Gisva menggeleng cepat. "Sstt... jangan bilang siapa-siapa dulu ya, ini jadi rahasia kita berdua. Aku pengen kasih tau Mas Naresh sendiri, sebagai kejutan." pinta Gisva.
Sari mengangguk mengerti. "Oke. Siap, Mbak! Sari janji nggak akan bocorin ke siapa-siapa. Aku yakin Mas Naresh pasti seneng banget!" Sari terlihat begitu bahagia.
Gisva tersenyum lebar. "Iya, nanti malam aku kasih tau." ucap Gisva membayangkan wajah bahagia suaminya.
Sari ikut tersenyum senang. Ia tidak sabar melihat reaksi Naresh saat mengetahui kabar bahagia ini.
...****************...
Sore hari Gisva menunggu suaminya pulang, wanita itu duduk dibalkon kamar yang menghadap halaman depan. Tak lama mobil Naresh memasuki garasi, Gisva tersenyum tak sabar ingin memberitahukan kabar gembira ini.
Saat Naresh masuk rumah, Gisva menyambutnya dengan senyum manis dan pelukan hangat. Namun ada yang berbeda dengan pria itu, wajahnya kusut dan terlihat sangat lelah.
“Mas, capek ya?”
Naresh mengangguk lesu, lalu mencium kening Gisva sekilas. "Iya, Sayang. Di kantor banyak banget masalah." jawab Naresh lesu.

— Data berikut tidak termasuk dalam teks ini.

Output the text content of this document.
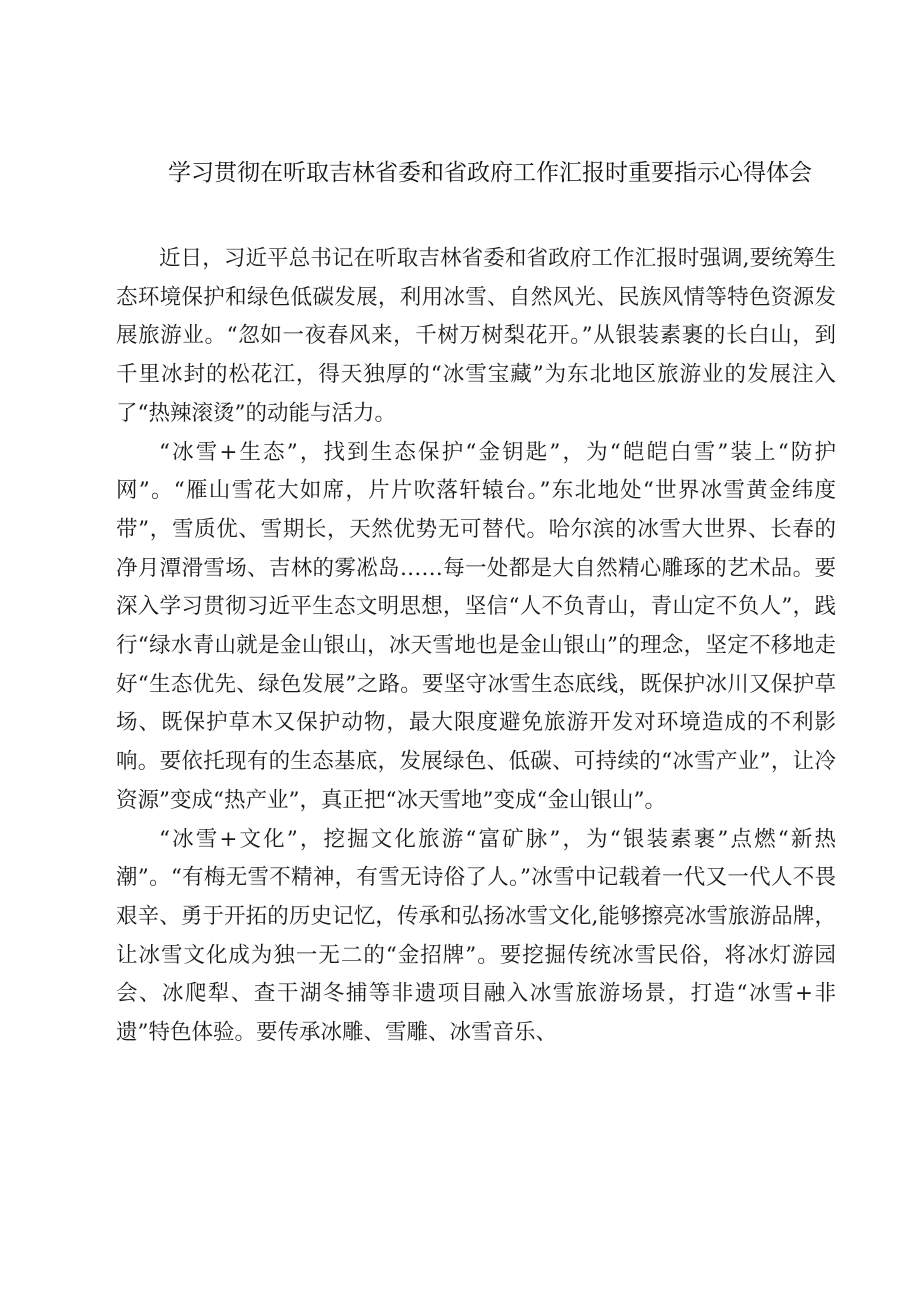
学习贯彻在听取吉林省委和省政府工作汇报时重要指示心得体会

近日，习近平总书记在听取吉林省委和省政府工作汇报时强调,要统筹生态环境保护和绿色低碳发展，利用冰雪、自然风光、民族风情等特色资源发展旅游业。“忽如一夜春风来，千树万树梨花开。”从银装素裹的长白山，到千里冰封的松花江，得天独厚的“冰雪宝藏”为东北地区旅游业的发展注入了“热辣滚烫”的动能与活力。

“冰雪+生态”，找到生态保护“金钥匙”，为“皑皑白雪”装上“防护网”。“雁山雪花大如席，片片吹落轩辕台。”东北地处“世界冰雪黄金纬度带”，雪质优、雪期长，天然优势无可替代。哈尔滨的冰雪大世界、长春的净月潭滑雪场、吉林的雾凇岛……每一处都是大自然精心雕琢的艺术品。要深入学习贯彻习近平生态文明思想，坚信“人不负青山，青山定不负人”，践行“绿水青山就是金山银山，冰天雪地也是金山银山”的理念，坚定不移地走好“生态优先、绿色发展”之路。要坚守冰雪生态底线，既保护冰川又保护草场、既保护草木又保护动物，最大限度避免旅游开发对环境造成的不利影响。要依托现有的生态基底，发展绿色、低碳、可持续的“冰雪产业”，让冷资源”变成“热产业”，真正把“冰天雪地”变成“金山银山”。

“冰雪+文化”，挖掘文化旅游“富矿脉”，为“银装素裹”点燃“新热潮”。“有梅无雪不精神，有雪无诗俗了人。”冰雪中记载着一代又一代人不畏艰辛、勇于开拓的历史记忆，传承和弘扬冰雪文化,能够擦亮冰雪旅游品牌，让冰雪文化成为独一无二的“金招牌”。要挖掘传统冰雪民俗，将冰灯游园会、冰爬犁、查干湖冬捕等非遗项目融入冰雪旅游场景，打造“冰雪+非遗”特色体验。要传承冰雕、雪雕、冰雪音乐、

Gisva merasa iba melihat suaminya yang tampak begitu lelah. Ia menggandeng tangan Naresh menuju sofa di ruang keluarga.
"Sini, Mas. Duduk dulu. Aku buatin teh hangat ya." ucap Gisva,
Naresh menurut dan duduk di sofa. Gisva bergegas menuju dapur untuk membuatkan teh hangat untuk suaminya.
Saat Gisva kembali, ia melihat Naresh sudah tertidur pulas di sofa. Gisva meletakkan teh hangat di atas meja, lalu duduk di sampingnya.
Gisva memutuskan untuk tidak memberitahukan kabar kehamilannya kepada Naresh malam ini. Ia tidak ingin membebani suaminya dengan masalah yang sedang ia hadapi di kantor. Ia akan menunggu waktu yang tepat untuk memberitahukan kabar bahagia ini.